Joseph Waite [2019] EWCA Crim 1208
- Summary
- Citing
- Cited By
R v Joseph Waite [2019] EWCA Crim 1208 concerned an application for an extension of time to renew an application for leave to appeal against conviction, which the Court of Appeal (Criminal Division) dismissed as entirely without merit.
Mr Waite had been convicted on 21 July 2016 in the Crown Court at Swansea, before His Honour Judge Thomas QC, of seven counts of fraud by false representation contrary to section 1 of the Fraud Act 2006. He was sentenced to 30 months’ imprisonment on each count concurrently and was disqualified from acting as a company director under section 2 of the Company Directors Disqualification Act 1986 for five years. He was also ordered to pay a victim surcharge of £120. His application to the single judge for an extension of time to appeal against conviction had been refused, and he now applied for an extension of time of approximately one year and ten and a half months to renew that application before the full court. He appeared in person.
The facts showed that Mr Waite, acting as director of a company, had delivered seven cheques to Barclaycard totalling over £80,000. Each cheque was drawn on a company account that he knew to be closed. Barclaycard credited the credit card accounts of another company of which he was also director with the amount of each cheque. Mr Waite then utilised the credit so obtained to make credit card payments before each of the cheques was dishonoured, as he knew they would be.
At trial Mr Waite had submitted that there was no case to answer, contending that he was not making a representation to Barclaycard but merely transferring monies from one of his companies to another. The trial judge rightly rejected that submission.
Before the Court of Appeal Mr Waite relied upon the same matters that had been considered and rejected by the single judge. He also sought to argue what he suggested was a new point based upon evidence given in Proceeds of Crime Act proceedings. He suggested that in those proceedings the prosecution had confirmed that he had been writing cheques from one company to another, and he asserted that this supported the proposition that his conviction was unsafe. The applicant had submitted a further skeleton argument by email at 22.24 on the evening before the hearing, together with excerpts of transcripts from the original trial and from the POCA proceedings. In his oral submissions before the court, while perhaps acknowledging some technical fault on his part, Mr Waite asserted that he had not been dishonest in the way in which he managed the card credits. He also argued that the trial judge had misled the jury by suggesting he had lied about his previous convictions.

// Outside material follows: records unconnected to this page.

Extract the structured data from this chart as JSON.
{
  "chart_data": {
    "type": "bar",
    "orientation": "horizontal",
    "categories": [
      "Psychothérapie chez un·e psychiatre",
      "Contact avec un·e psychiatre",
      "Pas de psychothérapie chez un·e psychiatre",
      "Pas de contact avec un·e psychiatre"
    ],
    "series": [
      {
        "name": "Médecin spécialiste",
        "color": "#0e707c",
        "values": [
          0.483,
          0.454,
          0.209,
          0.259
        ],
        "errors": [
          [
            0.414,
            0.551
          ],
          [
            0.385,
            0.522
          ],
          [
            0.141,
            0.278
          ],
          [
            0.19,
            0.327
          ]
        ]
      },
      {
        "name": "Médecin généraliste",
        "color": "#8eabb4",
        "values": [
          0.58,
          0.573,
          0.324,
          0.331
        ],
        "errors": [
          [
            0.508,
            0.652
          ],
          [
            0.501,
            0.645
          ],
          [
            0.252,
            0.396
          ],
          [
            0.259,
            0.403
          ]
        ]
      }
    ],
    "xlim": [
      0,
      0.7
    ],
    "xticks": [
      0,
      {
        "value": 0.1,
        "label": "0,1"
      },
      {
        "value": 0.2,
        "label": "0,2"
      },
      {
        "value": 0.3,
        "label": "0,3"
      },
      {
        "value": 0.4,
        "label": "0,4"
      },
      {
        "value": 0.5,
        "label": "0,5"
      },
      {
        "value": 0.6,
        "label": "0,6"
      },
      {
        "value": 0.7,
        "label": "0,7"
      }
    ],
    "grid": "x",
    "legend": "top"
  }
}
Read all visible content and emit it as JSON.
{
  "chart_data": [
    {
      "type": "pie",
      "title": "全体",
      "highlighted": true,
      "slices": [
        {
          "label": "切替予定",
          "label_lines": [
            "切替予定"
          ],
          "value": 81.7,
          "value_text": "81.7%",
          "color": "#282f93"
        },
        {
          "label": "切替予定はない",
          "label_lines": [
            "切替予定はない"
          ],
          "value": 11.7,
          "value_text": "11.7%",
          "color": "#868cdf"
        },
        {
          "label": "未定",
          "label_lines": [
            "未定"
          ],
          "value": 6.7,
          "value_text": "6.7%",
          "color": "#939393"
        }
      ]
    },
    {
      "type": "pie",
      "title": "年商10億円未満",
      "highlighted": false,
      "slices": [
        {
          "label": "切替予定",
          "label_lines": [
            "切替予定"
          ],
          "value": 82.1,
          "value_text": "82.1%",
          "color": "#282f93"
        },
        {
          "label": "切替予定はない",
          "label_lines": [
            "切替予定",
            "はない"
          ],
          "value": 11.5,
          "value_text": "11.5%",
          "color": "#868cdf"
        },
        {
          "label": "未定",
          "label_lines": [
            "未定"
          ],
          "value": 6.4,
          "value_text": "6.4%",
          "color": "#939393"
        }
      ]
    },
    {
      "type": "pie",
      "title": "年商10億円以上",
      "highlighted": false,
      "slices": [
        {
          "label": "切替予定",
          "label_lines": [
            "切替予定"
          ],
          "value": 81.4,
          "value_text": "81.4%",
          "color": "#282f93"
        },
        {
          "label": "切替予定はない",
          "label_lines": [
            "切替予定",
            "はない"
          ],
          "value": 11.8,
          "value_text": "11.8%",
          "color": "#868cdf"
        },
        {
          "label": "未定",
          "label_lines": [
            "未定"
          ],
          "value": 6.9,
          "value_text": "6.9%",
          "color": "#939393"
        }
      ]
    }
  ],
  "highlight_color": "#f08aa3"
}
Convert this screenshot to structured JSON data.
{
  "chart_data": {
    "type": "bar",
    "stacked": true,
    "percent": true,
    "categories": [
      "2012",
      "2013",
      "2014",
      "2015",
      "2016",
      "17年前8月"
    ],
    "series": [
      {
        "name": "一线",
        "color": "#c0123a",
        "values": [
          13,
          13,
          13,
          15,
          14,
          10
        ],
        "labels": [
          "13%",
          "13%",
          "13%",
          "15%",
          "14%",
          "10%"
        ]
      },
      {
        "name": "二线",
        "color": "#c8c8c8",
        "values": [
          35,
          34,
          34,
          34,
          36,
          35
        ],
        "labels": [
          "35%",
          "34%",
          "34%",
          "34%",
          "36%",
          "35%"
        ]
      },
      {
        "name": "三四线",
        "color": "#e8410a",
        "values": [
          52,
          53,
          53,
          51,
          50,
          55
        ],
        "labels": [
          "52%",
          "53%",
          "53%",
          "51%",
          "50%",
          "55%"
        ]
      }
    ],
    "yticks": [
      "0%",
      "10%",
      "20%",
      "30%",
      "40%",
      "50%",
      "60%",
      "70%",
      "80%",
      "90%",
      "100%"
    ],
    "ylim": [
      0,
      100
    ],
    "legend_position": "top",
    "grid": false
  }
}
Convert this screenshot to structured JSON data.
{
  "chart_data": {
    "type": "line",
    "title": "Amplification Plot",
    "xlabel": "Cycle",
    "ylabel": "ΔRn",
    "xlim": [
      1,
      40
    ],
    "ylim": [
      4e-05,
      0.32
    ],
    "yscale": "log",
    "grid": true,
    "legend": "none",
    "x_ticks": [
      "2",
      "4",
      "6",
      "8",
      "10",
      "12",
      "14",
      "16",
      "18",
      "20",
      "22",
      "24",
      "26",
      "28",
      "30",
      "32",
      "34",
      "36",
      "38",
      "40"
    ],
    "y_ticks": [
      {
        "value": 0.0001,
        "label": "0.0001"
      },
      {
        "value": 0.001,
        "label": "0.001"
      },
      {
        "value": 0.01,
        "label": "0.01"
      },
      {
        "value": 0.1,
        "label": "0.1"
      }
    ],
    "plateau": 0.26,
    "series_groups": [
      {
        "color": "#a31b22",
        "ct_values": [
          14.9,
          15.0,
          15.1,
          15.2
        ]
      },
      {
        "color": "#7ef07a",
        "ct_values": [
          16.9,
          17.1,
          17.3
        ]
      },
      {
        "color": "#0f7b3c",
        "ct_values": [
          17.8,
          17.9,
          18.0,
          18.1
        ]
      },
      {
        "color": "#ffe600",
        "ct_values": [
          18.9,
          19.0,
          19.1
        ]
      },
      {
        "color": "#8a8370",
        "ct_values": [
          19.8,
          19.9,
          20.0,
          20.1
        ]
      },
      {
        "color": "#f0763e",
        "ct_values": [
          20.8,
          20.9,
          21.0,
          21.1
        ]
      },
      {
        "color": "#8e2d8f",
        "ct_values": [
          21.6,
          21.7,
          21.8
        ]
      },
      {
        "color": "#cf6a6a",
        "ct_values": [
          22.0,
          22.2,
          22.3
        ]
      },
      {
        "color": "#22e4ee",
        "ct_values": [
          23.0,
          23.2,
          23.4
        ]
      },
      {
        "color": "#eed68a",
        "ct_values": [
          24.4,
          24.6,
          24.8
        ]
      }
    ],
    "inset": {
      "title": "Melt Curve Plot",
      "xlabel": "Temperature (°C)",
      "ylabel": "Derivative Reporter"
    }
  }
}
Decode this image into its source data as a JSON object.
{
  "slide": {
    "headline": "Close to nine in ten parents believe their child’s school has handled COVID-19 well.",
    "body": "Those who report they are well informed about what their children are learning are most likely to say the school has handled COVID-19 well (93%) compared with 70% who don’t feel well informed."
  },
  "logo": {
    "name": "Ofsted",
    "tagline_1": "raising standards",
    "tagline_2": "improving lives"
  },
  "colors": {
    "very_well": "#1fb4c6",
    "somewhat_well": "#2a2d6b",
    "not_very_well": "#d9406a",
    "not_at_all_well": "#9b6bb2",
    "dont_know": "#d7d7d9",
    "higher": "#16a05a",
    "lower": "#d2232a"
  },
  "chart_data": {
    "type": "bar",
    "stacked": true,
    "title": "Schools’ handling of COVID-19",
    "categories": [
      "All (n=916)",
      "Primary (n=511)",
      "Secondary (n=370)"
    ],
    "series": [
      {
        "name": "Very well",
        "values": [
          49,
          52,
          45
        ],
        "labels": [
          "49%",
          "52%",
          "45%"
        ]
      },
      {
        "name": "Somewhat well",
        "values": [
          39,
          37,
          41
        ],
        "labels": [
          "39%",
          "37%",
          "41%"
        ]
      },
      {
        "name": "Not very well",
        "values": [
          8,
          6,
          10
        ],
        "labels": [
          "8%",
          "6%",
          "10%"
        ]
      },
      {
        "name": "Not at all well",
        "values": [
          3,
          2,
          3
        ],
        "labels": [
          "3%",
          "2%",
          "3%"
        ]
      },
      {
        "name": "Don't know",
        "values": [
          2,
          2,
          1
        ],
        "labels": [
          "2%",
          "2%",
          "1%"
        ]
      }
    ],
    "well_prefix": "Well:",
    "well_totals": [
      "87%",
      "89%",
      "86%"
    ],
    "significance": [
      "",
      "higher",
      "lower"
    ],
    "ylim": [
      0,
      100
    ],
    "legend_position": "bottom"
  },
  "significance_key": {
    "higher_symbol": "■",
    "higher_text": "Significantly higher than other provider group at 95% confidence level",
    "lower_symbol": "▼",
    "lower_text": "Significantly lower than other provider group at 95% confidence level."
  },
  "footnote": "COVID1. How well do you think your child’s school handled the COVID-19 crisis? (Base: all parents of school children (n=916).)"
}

The court, comprising Mr Justice Spencer and His Honour Judge Picton sitting as a judge of the Court of Appeal, adopted the reasoning of the single judge. In delivering the cheques Mr Waite had undoubtedly represented to the payee, Barclaycard, that the cheques were drawn on valid accounts and would be honoured on presentation. He knew that those representations were not true and intended Barclaycard to act on those representations by crediting accounts with funds which would not be reimbursed. It was a clear case of fraud, abusing the bank’s willingness to permit drawing against uncleared effects. It was irrelevant that Mr Waite indicated to which account at Barclaycard the funds should be credited, because the credit was effected by Barclays on the faith of the cheques being honoured. It was also irrelevant that an employee of Barclaycard had accepted Mr Waite’s mistaken analysis when giving evidence. The court found that the additional material submitted the night before the hearing, including the further skeleton argument and the transcripts, had no impact upon the unassailable reasoning of the single judge. Mr Waite was in reality simply recycling the same point which he did not feel able to accept. The suggestion that the judge had misled the jury by suggesting Mr Waite lied about his previous convictions was found to have no foundation.
The court considered the application to lack any merit whatsoever. The renewed application was dismissed. Because Mr Waite was not in custody the court did not make a loss of time direction, but it made an order under section 18(6) of the Prosecution of Offences Act 1985 that he pay £144.10 in respect of the cost of the transcripts that had been prepared, allowing 56 days for payment in light of his limited means. In short, Mr Waite’s conviction was entirely safe and his renewed application for leave to appeal, brought well out of time, was rightly refused.